Re #4: I think an algebraic approach can help shed some light on the topic, one can regard coGrothendieck Abelian categories as coreflective subcategories of the category of modules over a unital ring by dualizing Gabriel-popescu theorem. It is thus EM category over a comonad on the category of modules over a unital ring. Seems like am tethered to the algebraic approach, but it has huge scope as I have been emphasizing. I think the analogies you mention have a precise formulation since sheafification is reflective localization nlab. Am not familiar with transfer principle but I think constructive proof techniques will not disappoint: particularly am interested in inductive proofs as (iterated)reflective localization.
Re #3:
The fact that a topos admits (infinitely) many different presentations (in terms of sites, theories, etc.) is certainly something well-known since the birth of topos theory; in fact, Grothendieck himself compared the existence of different sites of definition for one topos to the existence of different presentations for a group by generators and relations. The main innovation brought by the ’bridge’ technique consists in the systematic use of topos-theoretic invariants as means for generating connections between different (Morita-equivalent) theories or sites through the ‘computations’ of such invariants in terms of the different presentations of the relevant toposes.
As a matter of fact, the view of toposes as ‘bridges’ has represented a deep paradigmatic shift both with respect to the ‘elementary topos’ tradition which has dominated the categorical community throughout the past forty years, and with respect to the algebraic geometry tradition promoted by the former pupils and colleagues of Grothendieck, which has essentially ‘neglected’ the general theory of toposes in favour of sites.

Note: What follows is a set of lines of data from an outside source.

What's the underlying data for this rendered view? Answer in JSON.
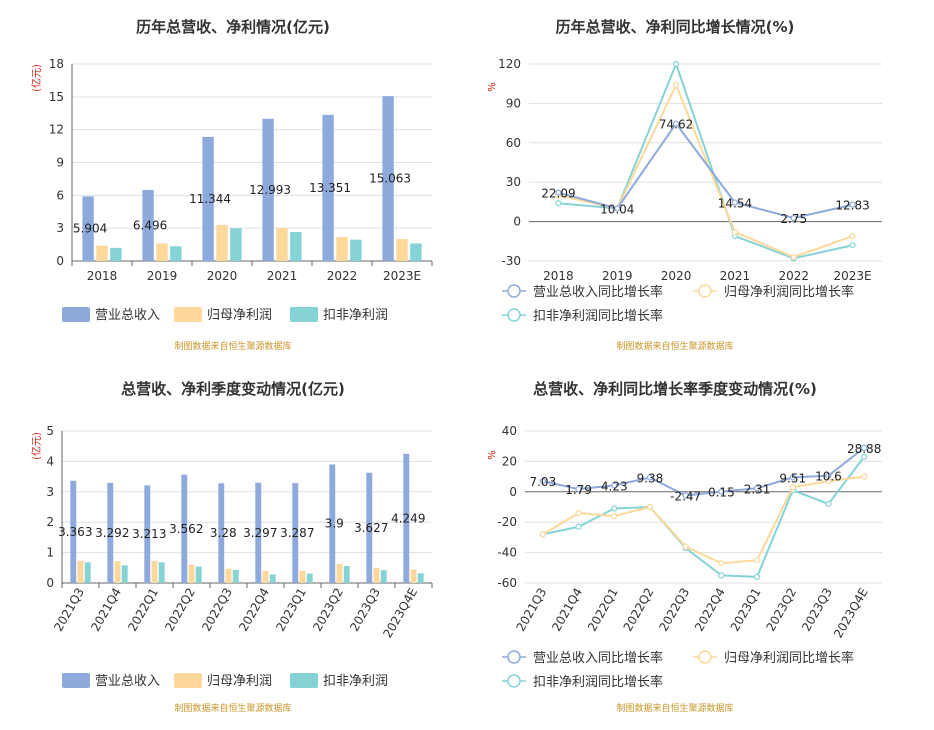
{
  "colors": {
    "revenue": "#8eaadc",
    "parent_profit": "#fdd89a",
    "deducted_profit": "#86d3d6"
  },
  "chart_data": [
    {
      "type": "bar",
      "title": "历年总营收、净利情况(亿元)",
      "ylabel": "(亿元)",
      "ylim": [
        0,
        18
      ],
      "yticks": [
        0,
        3,
        6,
        9,
        12,
        15,
        18
      ],
      "categories": [
        "2018",
        "2019",
        "2020",
        "2021",
        "2022",
        "2023E"
      ],
      "series": [
        {
          "name": "营业总收入",
          "values": [
            5.904,
            6.496,
            11.344,
            12.993,
            13.351,
            15.063
          ]
        },
        {
          "name": "归母净利润",
          "values": [
            1.4,
            1.6,
            3.3,
            3.0,
            2.2,
            2.0
          ]
        },
        {
          "name": "扣非净利润",
          "values": [
            1.2,
            1.35,
            3.0,
            2.65,
            1.95,
            1.6
          ]
        }
      ],
      "data_labels": [
        "5.904",
        "6.496",
        "11.344",
        "12.993",
        "13.351",
        "15.063"
      ],
      "source": "制图数据来自恒生聚源数据库",
      "grid": true,
      "legend": "bottom"
    },
    {
      "type": "line",
      "title": "历年总营收、净利同比增长情况(%)",
      "ylabel": "%",
      "ylim": [
        -30,
        120
      ],
      "yticks": [
        -30,
        0,
        30,
        60,
        90,
        120
      ],
      "categories": [
        "2018",
        "2019",
        "2020",
        "2021",
        "2022",
        "2023E"
      ],
      "series": [
        {
          "name": "营业总收入同比增长率",
          "values": [
            22.09,
            10.04,
            74.62,
            14.54,
            2.75,
            12.83
          ]
        },
        {
          "name": "归母净利润同比增长率",
          "values": [
            20,
            10,
            104,
            -8,
            -27,
            -11
          ]
        },
        {
          "name": "扣非净利润同比增长率",
          "values": [
            14,
            10,
            120,
            -11,
            -28,
            -18
          ]
        }
      ],
      "data_labels": [
        "22.09",
        "10.04",
        "74.62",
        "14.54",
        "2.75",
        "12.83"
      ],
      "source": "制图数据来自恒生聚源数据库",
      "grid": true,
      "legend": "bottom"
    },
    {
      "type": "bar",
      "title": "总营收、净利季度变动情况(亿元)",
      "ylabel": "(亿元)",
      "ylim": [
        0,
        5
      ],
      "yticks": [
        0,
        1,
        2,
        3,
        4,
        5
      ],
      "categories": [
        "2021Q3",
        "2021Q4",
        "2022Q1",
        "2022Q2",
        "2022Q3",
        "2022Q4",
        "2023Q1",
        "2023Q2",
        "2023Q3",
        "2023Q4E"
      ],
      "series": [
        {
          "name": "营业总收入",
          "values": [
            3.363,
            3.292,
            3.213,
            3.562,
            3.28,
            3.297,
            3.287,
            3.9,
            3.627,
            4.249
          ]
        },
        {
          "name": "归母净利润",
          "values": [
            0.73,
            0.72,
            0.73,
            0.6,
            0.47,
            0.4,
            0.4,
            0.63,
            0.5,
            0.44
          ]
        },
        {
          "name": "扣非净利润",
          "values": [
            0.68,
            0.58,
            0.68,
            0.54,
            0.43,
            0.28,
            0.31,
            0.56,
            0.42,
            0.32
          ]
        }
      ],
      "data_labels": [
        "3.363",
        "3.292",
        "3.213",
        "3.562",
        "3.28",
        "3.297",
        "3.287",
        "3.9",
        "3.627",
        "4.249"
      ],
      "source": "制图数据来自恒生聚源数据库",
      "grid": true,
      "legend": "bottom"
    },
    {
      "type": "line",
      "title": "总营收、净利同比增长率季度变动情况(%)",
      "ylabel": "%",
      "ylim": [
        -60,
        40
      ],
      "yticks": [
        -60,
        -40,
        -20,
        0,
        20,
        40
      ],
      "categories": [
        "2021Q3",
        "2021Q4",
        "2022Q1",
        "2022Q2",
        "2022Q3",
        "2022Q4",
        "2023Q1",
        "2023Q2",
        "2023Q3",
        "2023Q4E"
      ],
      "series": [
        {
          "name": "营业总收入同比增长率",
          "values": [
            7.03,
            1.79,
            4.23,
            9.38,
            -2.47,
            0.15,
            2.31,
            9.51,
            10.6,
            28.88
          ]
        },
        {
          "name": "归母净利润同比增长率",
          "values": [
            -28,
            -14,
            -16,
            -10,
            -36,
            -47,
            -45,
            3,
            7,
            10
          ]
        },
        {
          "name": "扣非净利润同比增长率",
          "values": [
            -28,
            -23,
            -11,
            -10,
            -37,
            -55,
            -56,
            1,
            -8,
            23
          ]
        }
      ],
      "data_labels": [
        "7.03",
        "1.79",
        "4.23",
        "9.38",
        "-2.47",
        "0.15",
        "2.31",
        "9.51",
        "10.6",
        "28.88"
      ],
      "source": "制图数据来自恒生聚源数据库",
      "grid": true,
      "legend": "bottom"
    }
  ]
}
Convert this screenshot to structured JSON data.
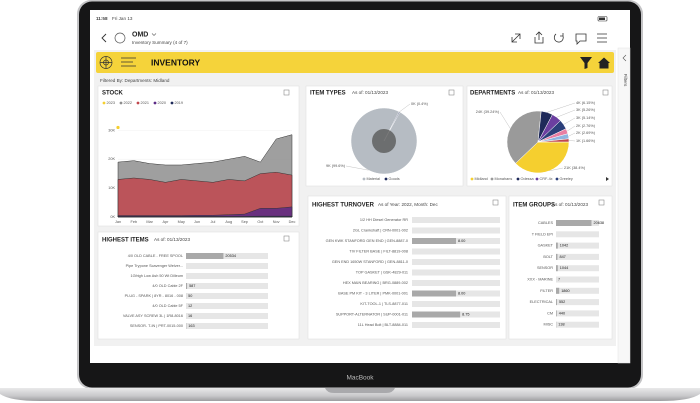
{
  "status_bar": {
    "time": "11:58",
    "date": "Fri Jan 13"
  },
  "toolbar": {
    "title": "OMD",
    "subtitle": "Inventory Summary (4 of 7)"
  },
  "header": {
    "title": "INVENTORY"
  },
  "filter_text": "Filtered By: Departments: Midland",
  "side_panel": {
    "label": "Filters"
  },
  "laptop": {
    "label": "MacBook"
  },
  "stock": {
    "type": "area",
    "title": "STOCK",
    "categories": [
      "Jan",
      "Feb",
      "Mar",
      "Apr",
      "May",
      "Jun",
      "Jul",
      "Aug",
      "Sep",
      "Oct",
      "Nov",
      "Dec"
    ],
    "series": [
      {
        "name": "2023",
        "color": "#f5cf2f",
        "values": [
          31000,
          null,
          null,
          null,
          null,
          null,
          null,
          null,
          null,
          null,
          null,
          null
        ]
      },
      {
        "name": "2022",
        "color": "#8e8e8e",
        "values": [
          19000,
          19500,
          18500,
          18000,
          18000,
          18500,
          19000,
          20000,
          21000,
          19000,
          27000,
          28500
        ]
      },
      {
        "name": "2021",
        "color": "#c0474d",
        "values": [
          13000,
          13500,
          13000,
          12000,
          13000,
          12500,
          12000,
          13000,
          12500,
          15000,
          15500,
          14500
        ]
      },
      {
        "name": "2020",
        "color": "#5b2a86",
        "values": [
          500,
          500,
          500,
          500,
          500,
          600,
          600,
          800,
          1000,
          3000,
          3000,
          3500
        ]
      },
      {
        "name": "2019",
        "color": "#1f2a5a",
        "values": [
          200,
          200,
          200,
          200,
          200,
          200,
          200,
          200,
          200,
          300,
          300,
          300
        ]
      }
    ],
    "ylim": [
      0,
      31500
    ],
    "yticks": [
      {
        "value": 0,
        "label": "0K"
      },
      {
        "value": 10000,
        "label": "10K"
      },
      {
        "value": 20000,
        "label": "20K"
      },
      {
        "value": 30000,
        "label": "30K"
      }
    ]
  },
  "item_types": {
    "type": "pie",
    "title": "ITEM TYPES",
    "as_of": "As of: 01/13/2023",
    "categories": [
      "Material",
      "Goods"
    ],
    "values": [
      99.6,
      0.4
    ],
    "value_labels": [
      "9K (99.6%)",
      "0K (0.4%)"
    ],
    "colors": [
      "#b6bcc3",
      "#1f2a5a"
    ]
  },
  "departments": {
    "type": "pie",
    "title": "DEPARTMENTS",
    "as_of": "As of: 01/13/2023",
    "categories": [
      "Midland",
      "Monahans",
      "Odessa",
      "CRF-4x",
      "Greeley",
      null,
      null,
      null
    ],
    "values": [
      38.4,
      39.24,
      6.15,
      5.26,
      5.14,
      2.76,
      2.69,
      1.66
    ],
    "value_labels": [
      "21K (38.4%)",
      "24K (39.24%)",
      "4K (6.15%)",
      "3K (5.26%)",
      "3K (5.14%)",
      "2K (2.76%)",
      "2K (2.69%)",
      "1K (1.66%)"
    ],
    "colors": [
      "#f5cf2f",
      "#9a9a9a",
      "#1f2a5a",
      "#6b3fa0",
      "#2b3f7a",
      "#e87fa3",
      "#8fb4e0",
      "#c0474d"
    ]
  },
  "highest_items": {
    "type": "hbar",
    "title": "HIGHEST ITEMS",
    "as_of": "As of: 01/13/2023",
    "categories": [
      "4/0 OLD CABLE - FREE SPOOL",
      "Pipe Trypone Scavenger Welver...",
      "1Gfrigh Low Ash 50 Wt Dilleum",
      "4/0 OLD Cable 2F",
      "PLUG - SPARK | 8YR - 8016 - 008",
      "4/0 OLD Cable 5F",
      "VALVE ASY SCREW 3L | 1R8-8016",
      "SENSOR- T-IN | PRT-0015-000"
    ],
    "values": [
      20534,
      null,
      null,
      587,
      50,
      12,
      16,
      163
    ],
    "xlim": [
      0,
      45000
    ],
    "color": "#a9a9a9"
  },
  "highest_turnover": {
    "type": "hbar",
    "title": "HIGHEST TURNOVER",
    "as_of": "As of Year: 2022, Month: Dec",
    "categories": [
      "1/2 HH Diesel Generator RR",
      "2GL Crankshaft | CRN-0001-002",
      "GEN KWK STANFORD GEN END | GEN-8887-0",
      "TIV FILTER BASE | FILT-8819-008",
      "GEN END 1650W STANFORD | GEN-8811-0",
      "TOP GASKET | GSK-4829-011",
      "HEX MAIN BEARING | BRG-0889-002",
      "BASE PM KIT - 3 LITER | PMK-0001-001",
      "KIT-TOOL-1 | TLS-8877-011",
      "SUPPORT-ALTERNATOR | SUP-0001-011",
      "11L Head Bolt | BLT-8884-011"
    ],
    "values": [
      null,
      null,
      8,
      null,
      null,
      null,
      null,
      8,
      null,
      8.75,
      null
    ],
    "value_labels": [
      null,
      null,
      "8.00",
      null,
      null,
      null,
      null,
      "8.00",
      null,
      "8.75",
      null
    ],
    "xlim": [
      0,
      16
    ],
    "color": "#a9a9a9"
  },
  "item_groups": {
    "type": "hbar",
    "title": "ITEM GROUPS",
    "as_of": "As of: 01/13/2023",
    "categories": [
      "CABLES",
      "T FIELD EPI",
      "GASKET",
      "BOLT",
      "SENSOR",
      "XXX - MARINE",
      "FILTER",
      "ELECTRICAL",
      "CM",
      "MISC"
    ],
    "values": [
      20638,
      null,
      1042,
      847,
      1044,
      7,
      1860,
      552,
      440,
      138
    ],
    "xlim": [
      0,
      25000
    ],
    "color": "#a9a9a9"
  }
}
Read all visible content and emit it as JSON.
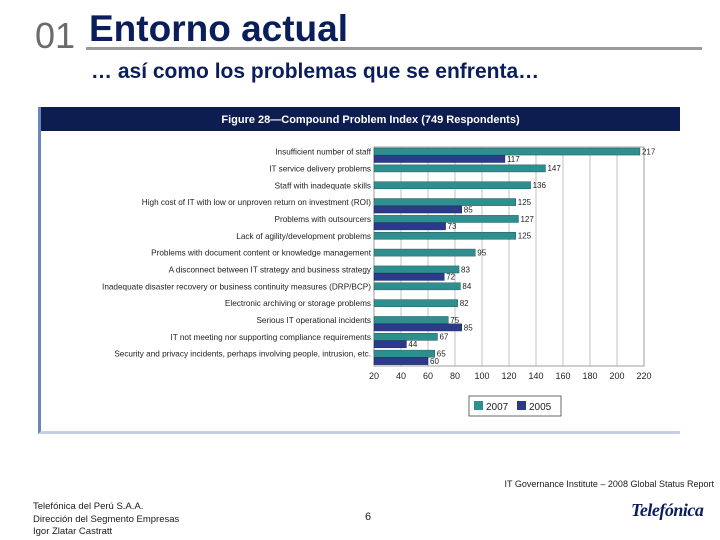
{
  "header": {
    "section_number": "01",
    "title": "Entorno actual",
    "subtitle": "… así como los problemas que se enfrenta…"
  },
  "chart_data": {
    "type": "bar",
    "title": "Figure 28—Compound Problem Index (749 Respondents)",
    "categories": [
      "Insufficient number of staff",
      "IT service delivery problems",
      "Staff with inadequate skills",
      "High cost of IT with low or unproven return on investment (ROI)",
      "Problems with outsourcers",
      "Lack of agility/development problems",
      "Problems with document content or knowledge management",
      "A disconnect between IT strategy and business strategy",
      "Inadequate disaster recovery or business continuity measures (DRP/BCP)",
      "Electronic archiving or storage problems",
      "Serious IT operational incidents",
      "IT not meeting nor supporting compliance requirements",
      "Security and privacy incidents, perhaps involving people, intrusion, etc."
    ],
    "series": [
      {
        "name": "2007",
        "color": "#2f8f8f",
        "values": [
          217,
          147,
          136,
          125,
          127,
          125,
          95,
          83,
          84,
          82,
          75,
          67,
          65
        ]
      },
      {
        "name": "2005",
        "color": "#2b3b8a",
        "values": [
          117,
          null,
          null,
          85,
          73,
          null,
          null,
          72,
          null,
          null,
          85,
          44,
          60
        ]
      }
    ],
    "value_labels": {
      "2007": [
        "217",
        "147",
        "136",
        "125",
        "127",
        "125",
        "95",
        "83",
        "84",
        "82",
        "75",
        "67",
        "65"
      ],
      "2005": [
        "117",
        "",
        "",
        "85",
        "73",
        "",
        "",
        "72",
        "",
        "",
        "85",
        "44",
        "60"
      ]
    },
    "xlim": [
      20,
      220
    ],
    "xticks": [
      "20",
      "40",
      "60",
      "80",
      "100",
      "120",
      "140",
      "160",
      "180",
      "200",
      "220"
    ],
    "grid": true,
    "legend_position": "bottom-right"
  },
  "source": "IT Governance Institute – 2008 Global Status Report",
  "footer": {
    "line1": "Telefónica del Perú S.A.A.",
    "line2": "Dirección del Segmento Empresas",
    "line3": "Igor Zlatar Castratt",
    "page": "6"
  },
  "logo_text": "Telefónica"
}
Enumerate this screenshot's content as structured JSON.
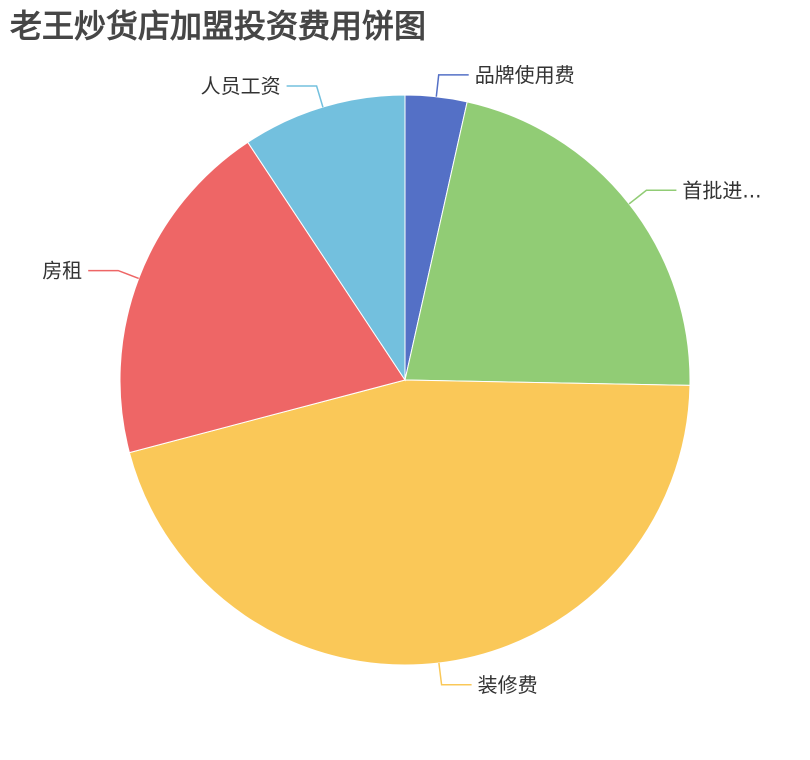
{
  "chart_data": {
    "type": "pie",
    "title": "老王炒货店加盟投资费用饼图",
    "categories": [
      "品牌使用费",
      "首批进...",
      "装修费",
      "房租",
      "人员工资"
    ],
    "values": [
      3.5,
      21.8,
      45.6,
      19.8,
      9.3
    ],
    "colors": [
      "#5470c6",
      "#91cc75",
      "#fac858",
      "#ee6666",
      "#73c0de"
    ],
    "start_angle_deg": 90,
    "direction": "clockwise",
    "legend": "none"
  }
}
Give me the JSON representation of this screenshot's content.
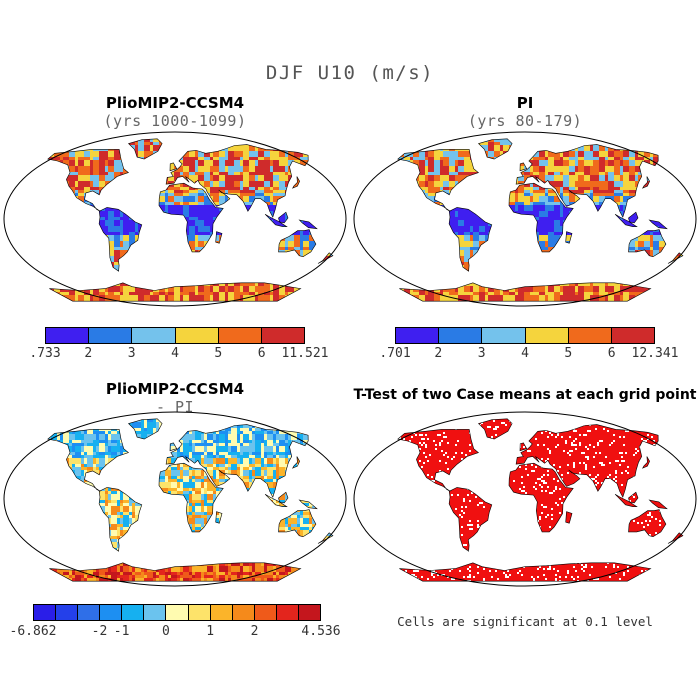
{
  "figure": {
    "title": "DJF U10 (m/s)",
    "note": "Cells are significant at 0.1 level"
  },
  "panels": [
    {
      "id": "pliomip2",
      "title": "PlioMIP2-CCSM4",
      "subtitle": "(yrs 1000-1099)",
      "colorbar": {
        "labels": [
          ".733",
          "2",
          "3",
          "4",
          "5",
          "6",
          "11.521"
        ],
        "colors": [
          "#3f1ff0",
          "#2a7be5",
          "#74c2ec",
          "#f5d43d",
          "#f06a1c",
          "#cf2b2b"
        ]
      }
    },
    {
      "id": "pi",
      "title": "PI",
      "subtitle": "(yrs 80-179)",
      "colorbar": {
        "labels": [
          ".701",
          "2",
          "3",
          "4",
          "5",
          "6",
          "12.341"
        ],
        "colors": [
          "#3f1ff0",
          "#2a7be5",
          "#74c2ec",
          "#f5d43d",
          "#f06a1c",
          "#cf2b2b"
        ]
      }
    },
    {
      "id": "diff",
      "title": "PlioMIP2-CCSM4",
      "subtitle": "- PI",
      "colorbar": {
        "labels": [
          "-6.862",
          "-2",
          "-1",
          "0",
          "1",
          "2",
          "4.536"
        ],
        "colors": [
          "#2a1ee8",
          "#2440ea",
          "#2f6fe8",
          "#1d8ff2",
          "#16b0f0",
          "#6bc3ee",
          "#fffbb0",
          "#fde36a",
          "#fbb42a",
          "#f58a1b",
          "#ef5a1a",
          "#e3251d",
          "#c4161d"
        ]
      }
    },
    {
      "id": "ttest",
      "title": "T-Test of two Case means at each grid point",
      "subtitle": ""
    }
  ]
}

These aspects are thoroughly discussed in this paper, which also identifies the divergence from these two established traditions as the main reason for the methodology “toposes as bridges” not yet being so popular as one would naturally expect considering its technical power. Indeed, as A. Joyal rightly put it, this methodology is a “vast extension of Felix Klein’s Erlangen Program” (note how this observation perfectly fits with Grothendieck’s analogy with groups recalled above). An overview of notable ‘bridges’ obtained so far in different areas of mathematics is provided here.
It is also worth noticing that the notion of ‘bridge’ is a conceptual architecture which makes sense well beyond topos theory (see this paper for some examples of ‘bridges’ outside mathematics).